According to the text, “Children’s Day” is a national holiday and it is a day to respect child rights and, to work toward their happiness. Before the end of WWⅡ, May 5th was celebrated as a day, Tango no sekku, to wish for the health and future of boys. Children’s Day is not only for boys but also girls. But in fact, the holiday is celebrated with koinobori, yoroikabuto, samuraidolls, all are associated with boys.
We also have a day to celebrate girls called Hinamatsuri on March 3rd, but March 3rd is a non-holiday. If Girl’s day were a holiday, Boy’s Day relegated to a private ritual, boys and men would get angry, according to the sideshow.
In conclusion, “Boy’s Day” was changed to “Children’s Day after the war, but it is still a custom which celebrates boys. We should discuss about the unfairness.
~ Morino Sakiko (Doshisha Women's College, 2011)
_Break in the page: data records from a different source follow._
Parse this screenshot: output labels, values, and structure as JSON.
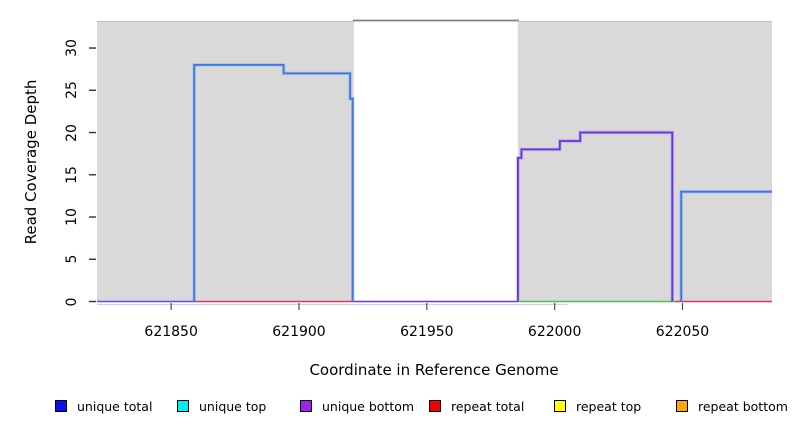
{
  "chart_data": {
    "type": "line",
    "subtype": "step-coverage",
    "title": "",
    "xlabel": "Coordinate in Reference Genome",
    "ylabel": "Read Coverage Depth",
    "xlim": [
      621821,
      622085
    ],
    "ylim": [
      0,
      33.2
    ],
    "x_ticks": [
      621850,
      621900,
      621950,
      622000,
      622050
    ],
    "y_ticks": [
      0,
      5,
      10,
      15,
      20,
      25,
      30
    ],
    "grid": "off",
    "background_color": "#ffffff",
    "shaded_region_color": "#d9d9d9",
    "shaded_regions": [
      {
        "x1": 621821,
        "x2": 621921.5
      },
      {
        "x1": 621985.6,
        "x2": 622085
      }
    ],
    "gap_top_border": {
      "x1": 621921.5,
      "x2": 621985.6,
      "color": "#808080"
    },
    "series": [
      {
        "name": "unique total",
        "color": "#3a79e8",
        "segments": [
          [
            [
              621859,
              0
            ],
            [
              621859,
              28
            ],
            [
              621894,
              28
            ],
            [
              621894,
              27
            ],
            [
              621920,
              27
            ],
            [
              621920,
              24
            ],
            [
              621921,
              24
            ],
            [
              621921,
              0
            ]
          ],
          [
            [
              622049.5,
              0
            ],
            [
              622049.5,
              13
            ],
            [
              622085,
              13
            ]
          ]
        ]
      },
      {
        "name": "unique bottom",
        "color": "#6a35e0",
        "segments": [
          [
            [
              621985.6,
              0
            ],
            [
              621985.6,
              17
            ],
            [
              621987,
              17
            ],
            [
              621987,
              18
            ],
            [
              622002,
              18
            ],
            [
              622002,
              19
            ],
            [
              622010,
              19
            ],
            [
              622010,
              20
            ],
            [
              622046,
              20
            ],
            [
              622046,
              0
            ]
          ]
        ]
      }
    ],
    "baseline_segments": [
      {
        "x1": 621821,
        "x2": 621860,
        "color": "#5a55e8"
      },
      {
        "x1": 621860,
        "x2": 621921.5,
        "color": "#e23a66"
      },
      {
        "x1": 621921.5,
        "x2": 621985.6,
        "color": "#6633dd"
      },
      {
        "x1": 621985.6,
        "x2": 622047,
        "color": "#58be58"
      },
      {
        "x1": 622047,
        "x2": 622085,
        "color": "#e23a66"
      }
    ],
    "baseline_underline": {
      "x1": 621821,
      "x2": 622005,
      "color": "#c9c4ef"
    },
    "legend_position": "bottom",
    "legend": [
      {
        "label": "unique total",
        "color": "#0d0dee"
      },
      {
        "label": "unique top",
        "color": "#00f0f0"
      },
      {
        "label": "unique bottom",
        "color": "#a020f0"
      },
      {
        "label": "repeat total",
        "color": "#f00000"
      },
      {
        "label": "repeat top",
        "color": "#ffff00"
      },
      {
        "label": "repeat bottom",
        "color": "#ffa500"
      }
    ]
  }
}
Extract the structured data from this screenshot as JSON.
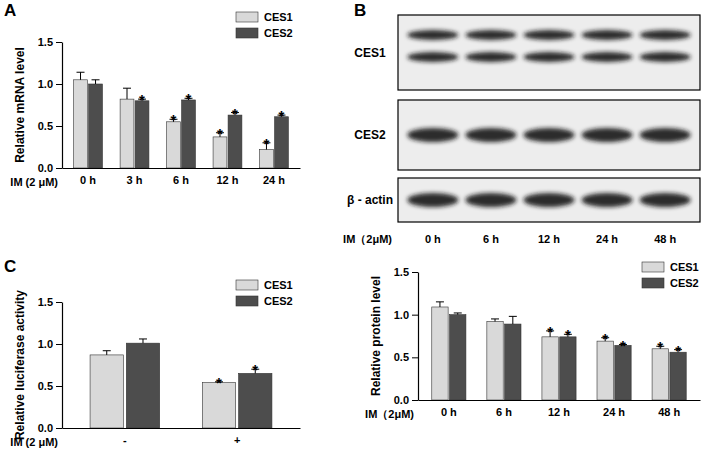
{
  "chart_data": [
    {
      "type": "bar",
      "title": "A",
      "ylabel": "Relative  mRNA level",
      "xlabel": "IM (2 μM)",
      "categories": [
        "0 h",
        "3 h",
        "6 h",
        "12 h",
        "24 h"
      ],
      "series": [
        {
          "name": "CES1",
          "color": "#d9d9d9",
          "values": [
            1.05,
            0.82,
            0.55,
            0.37,
            0.22
          ],
          "errors": [
            0.09,
            0.13,
            0.03,
            0.05,
            0.08
          ],
          "annotations": [
            null,
            null,
            "*",
            "*",
            "*"
          ]
        },
        {
          "name": "CES2",
          "color": "#4d4d4d",
          "values": [
            1.0,
            0.8,
            0.81,
            0.63,
            0.61
          ],
          "errors": [
            0.05,
            0.02,
            0.02,
            0.03,
            0.02
          ],
          "annotations": [
            null,
            "*",
            "*",
            "*",
            "*"
          ]
        }
      ],
      "ylim": [
        0,
        1.5
      ],
      "yticks": [
        {
          "value": 0,
          "label": "0.0"
        },
        {
          "value": 0.5,
          "label": "0.5"
        },
        {
          "value": 1,
          "label": "1.0"
        },
        {
          "value": 1.5,
          "label": "1.5"
        }
      ],
      "legend": "upper right"
    },
    {
      "type": "blot",
      "title": "B",
      "rows": [
        "CES1",
        "CES2",
        "β - actin"
      ],
      "xlabel": "IM（2μM)",
      "categories": [
        "0 h",
        "6 h",
        "12 h",
        "24 h",
        "48 h"
      ]
    },
    {
      "type": "bar",
      "ylabel": "Relative  protein level",
      "xlabel": "IM（2μM)",
      "categories": [
        "0 h",
        "6 h",
        "12 h",
        "24 h",
        "48 h"
      ],
      "series": [
        {
          "name": "CES1",
          "color": "#d9d9d9",
          "values": [
            1.09,
            0.92,
            0.74,
            0.69,
            0.6
          ],
          "errors": [
            0.06,
            0.03,
            0.07,
            0.04,
            0.03
          ],
          "annotations": [
            null,
            null,
            "*",
            "*",
            "*"
          ]
        },
        {
          "name": "CES2",
          "color": "#4d4d4d",
          "values": [
            1.0,
            0.89,
            0.74,
            0.64,
            0.56
          ],
          "errors": [
            0.02,
            0.09,
            0.03,
            0.01,
            0.03
          ],
          "annotations": [
            null,
            null,
            "*",
            "*",
            "*"
          ]
        }
      ],
      "ylim": [
        0,
        1.5
      ],
      "yticks": [
        {
          "value": 0,
          "label": "0.0"
        },
        {
          "value": 0.5,
          "label": "0.5"
        },
        {
          "value": 1,
          "label": "1.0"
        },
        {
          "value": 1.5,
          "label": "1.5"
        }
      ],
      "legend": "upper right"
    },
    {
      "type": "bar",
      "title": "C",
      "ylabel": "Relative luciferase activity",
      "xlabel": "IM (2 μM)",
      "categories": [
        "-",
        "+"
      ],
      "series": [
        {
          "name": "CES1",
          "color": "#d9d9d9",
          "values": [
            0.87,
            0.54
          ],
          "errors": [
            0.05,
            0.01
          ],
          "annotations": [
            null,
            "*"
          ]
        },
        {
          "name": "CES2",
          "color": "#4d4d4d",
          "values": [
            1.01,
            0.65
          ],
          "errors": [
            0.05,
            0.05
          ],
          "annotations": [
            null,
            "*"
          ]
        }
      ],
      "ylim": [
        0,
        1.5
      ],
      "yticks": [
        {
          "value": 0,
          "label": "0.0"
        },
        {
          "value": 0.5,
          "label": "0.5"
        },
        {
          "value": 1,
          "label": "1.0"
        },
        {
          "value": 1.5,
          "label": "1.5"
        }
      ],
      "legend": "upper right"
    }
  ]
}
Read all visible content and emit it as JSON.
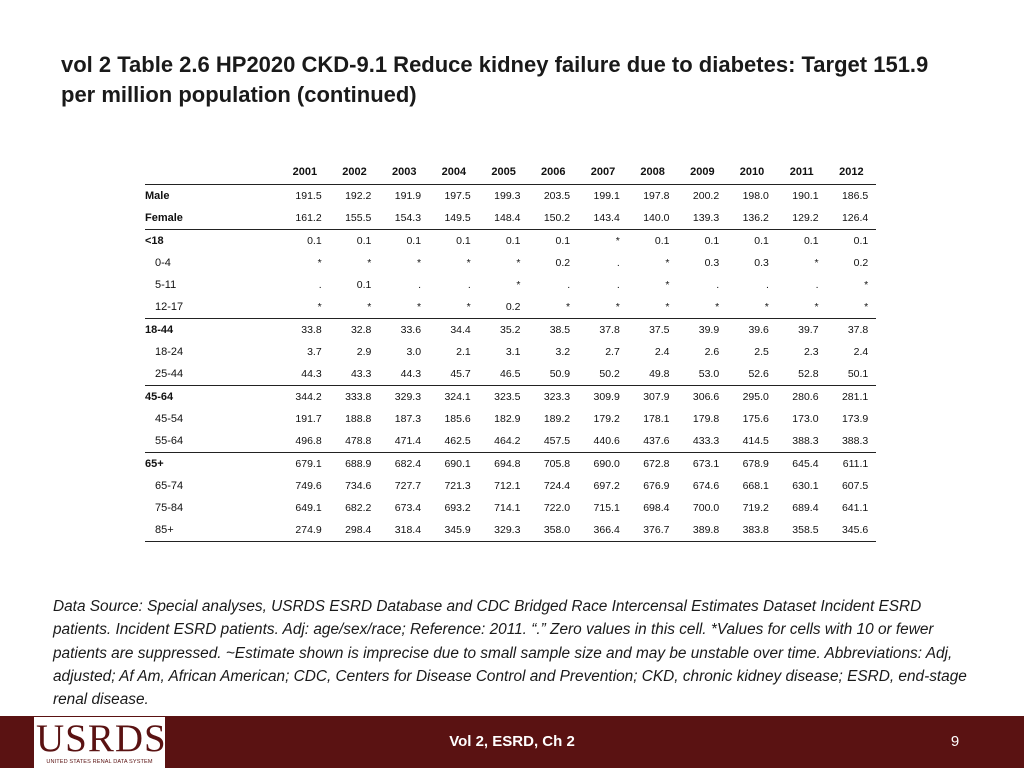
{
  "title": "vol 2 Table 2.6  HP2020 CKD-9.1 Reduce kidney failure due to diabetes: Target 151.9 per million population (continued)",
  "table": {
    "years": [
      "2001",
      "2002",
      "2003",
      "2004",
      "2005",
      "2006",
      "2007",
      "2008",
      "2009",
      "2010",
      "2011",
      "2012"
    ],
    "rows": [
      {
        "label": "Male",
        "bold": true,
        "indent": false,
        "rule_top": true,
        "values": [
          "191.5",
          "192.2",
          "191.9",
          "197.5",
          "199.3",
          "203.5",
          "199.1",
          "197.8",
          "200.2",
          "198.0",
          "190.1",
          "186.5"
        ]
      },
      {
        "label": "Female",
        "bold": true,
        "indent": false,
        "rule_top": false,
        "values": [
          "161.2",
          "155.5",
          "154.3",
          "149.5",
          "148.4",
          "150.2",
          "143.4",
          "140.0",
          "139.3",
          "136.2",
          "129.2",
          "126.4"
        ]
      },
      {
        "label": "<18",
        "bold": true,
        "indent": false,
        "rule_top": true,
        "values": [
          "0.1",
          "0.1",
          "0.1",
          "0.1",
          "0.1",
          "0.1",
          "*",
          "0.1",
          "0.1",
          "0.1",
          "0.1",
          "0.1"
        ]
      },
      {
        "label": "0-4",
        "bold": false,
        "indent": true,
        "rule_top": false,
        "values": [
          "*",
          "*",
          "*",
          "*",
          "*",
          "0.2",
          ".",
          "*",
          "0.3",
          "0.3",
          "*",
          "0.2"
        ]
      },
      {
        "label": "5-11",
        "bold": false,
        "indent": true,
        "rule_top": false,
        "values": [
          ".",
          "0.1",
          ".",
          ".",
          "*",
          ".",
          ".",
          "*",
          ".",
          ".",
          ".",
          "*"
        ]
      },
      {
        "label": "12-17",
        "bold": false,
        "indent": true,
        "rule_top": false,
        "values": [
          "*",
          "*",
          "*",
          "*",
          "0.2",
          "*",
          "*",
          "*",
          "*",
          "*",
          "*",
          "*"
        ]
      },
      {
        "label": "18-44",
        "bold": true,
        "indent": false,
        "rule_top": true,
        "values": [
          "33.8",
          "32.8",
          "33.6",
          "34.4",
          "35.2",
          "38.5",
          "37.8",
          "37.5",
          "39.9",
          "39.6",
          "39.7",
          "37.8"
        ]
      },
      {
        "label": "18-24",
        "bold": false,
        "indent": true,
        "rule_top": false,
        "values": [
          "3.7",
          "2.9",
          "3.0",
          "2.1",
          "3.1",
          "3.2",
          "2.7",
          "2.4",
          "2.6",
          "2.5",
          "2.3",
          "2.4"
        ]
      },
      {
        "label": "25-44",
        "bold": false,
        "indent": true,
        "rule_top": false,
        "values": [
          "44.3",
          "43.3",
          "44.3",
          "45.7",
          "46.5",
          "50.9",
          "50.2",
          "49.8",
          "53.0",
          "52.6",
          "52.8",
          "50.1"
        ]
      },
      {
        "label": "45-64",
        "bold": true,
        "indent": false,
        "rule_top": true,
        "values": [
          "344.2",
          "333.8",
          "329.3",
          "324.1",
          "323.5",
          "323.3",
          "309.9",
          "307.9",
          "306.6",
          "295.0",
          "280.6",
          "281.1"
        ]
      },
      {
        "label": "45-54",
        "bold": false,
        "indent": true,
        "rule_top": false,
        "values": [
          "191.7",
          "188.8",
          "187.3",
          "185.6",
          "182.9",
          "189.2",
          "179.2",
          "178.1",
          "179.8",
          "175.6",
          "173.0",
          "173.9"
        ]
      },
      {
        "label": "55-64",
        "bold": false,
        "indent": true,
        "rule_top": false,
        "values": [
          "496.8",
          "478.8",
          "471.4",
          "462.5",
          "464.2",
          "457.5",
          "440.6",
          "437.6",
          "433.3",
          "414.5",
          "388.3",
          "388.3"
        ]
      },
      {
        "label": "65+",
        "bold": true,
        "indent": false,
        "rule_top": true,
        "values": [
          "679.1",
          "688.9",
          "682.4",
          "690.1",
          "694.8",
          "705.8",
          "690.0",
          "672.8",
          "673.1",
          "678.9",
          "645.4",
          "611.1"
        ]
      },
      {
        "label": "65-74",
        "bold": false,
        "indent": true,
        "rule_top": false,
        "values": [
          "749.6",
          "734.6",
          "727.7",
          "721.3",
          "712.1",
          "724.4",
          "697.2",
          "676.9",
          "674.6",
          "668.1",
          "630.1",
          "607.5"
        ]
      },
      {
        "label": "75-84",
        "bold": false,
        "indent": true,
        "rule_top": false,
        "values": [
          "649.1",
          "682.2",
          "673.4",
          "693.2",
          "714.1",
          "722.0",
          "715.1",
          "698.4",
          "700.0",
          "719.2",
          "689.4",
          "641.1"
        ]
      },
      {
        "label": "85+",
        "bold": false,
        "indent": true,
        "rule_top": false,
        "values": [
          "274.9",
          "298.4",
          "318.4",
          "345.9",
          "329.3",
          "358.0",
          "366.4",
          "376.7",
          "389.8",
          "383.8",
          "358.5",
          "345.6"
        ]
      }
    ]
  },
  "footnote": "Data Source: Special analyses, USRDS ESRD Database and CDC Bridged Race Intercensal Estimates Dataset Incident ESRD patients. Incident ESRD patients. Adj: age/sex/race; Reference: 2011. “.” Zero values in this cell. *Values for cells with 10 or fewer patients are suppressed. ~Estimate shown is imprecise due to small sample size and may be unstable over time. Abbreviations: Adj, adjusted; Af Am, African American; CDC, Centers for Disease Control and Prevention; CKD, chronic kidney disease; ESRD, end-stage renal disease.",
  "footer": {
    "logo_text": "USRDS",
    "logo_subtext": "UNITED STATES RENAL DATA SYSTEM",
    "center_text": "Vol 2, ESRD, Ch 2",
    "page_number": "9"
  },
  "colors": {
    "footer_bar": "#5a1212",
    "logo": "#5a1212"
  }
}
There are many holidays in Japan. One of the holidays is “Children’s Day” on May 5th. “Children’s Day” is based on Tango no Sekku, and difined legally as the day “to respect children’s right, to work toward their happiness.” The day is mostly for boys. Children display kabuto, warrior dolls and fly koinobori with parents or relatives. They are symbols of “Children’s Day”. The meaning of the kabuto and warrior dolls display is a way for parents to wish for their sons to grow healthily. They wish for their health, to be more powerful and future success.
In Japan, there is also a day for girls, called “Girl’s Festival”. “Girl’s Festival” is on March 3rd. On that day, girls drink amazake, and display hina dolls with parents or relatives before March 3rd.
There are some parallels between “Children’s Day” and “Girl’s Festival”. But the difference between them is holiday and not holiday. Why isn’t “Girl’s Festival” a holiday? Maybe, it’s because, in Japan, man’s position is higher than woman’s. Such idea remains in Japan firmly today. If “Girl’s Festival” were defined as a holiday instead of “Children’s Day”, what would happen in Japan? What kinds of influence would it have? It’s time to think about it.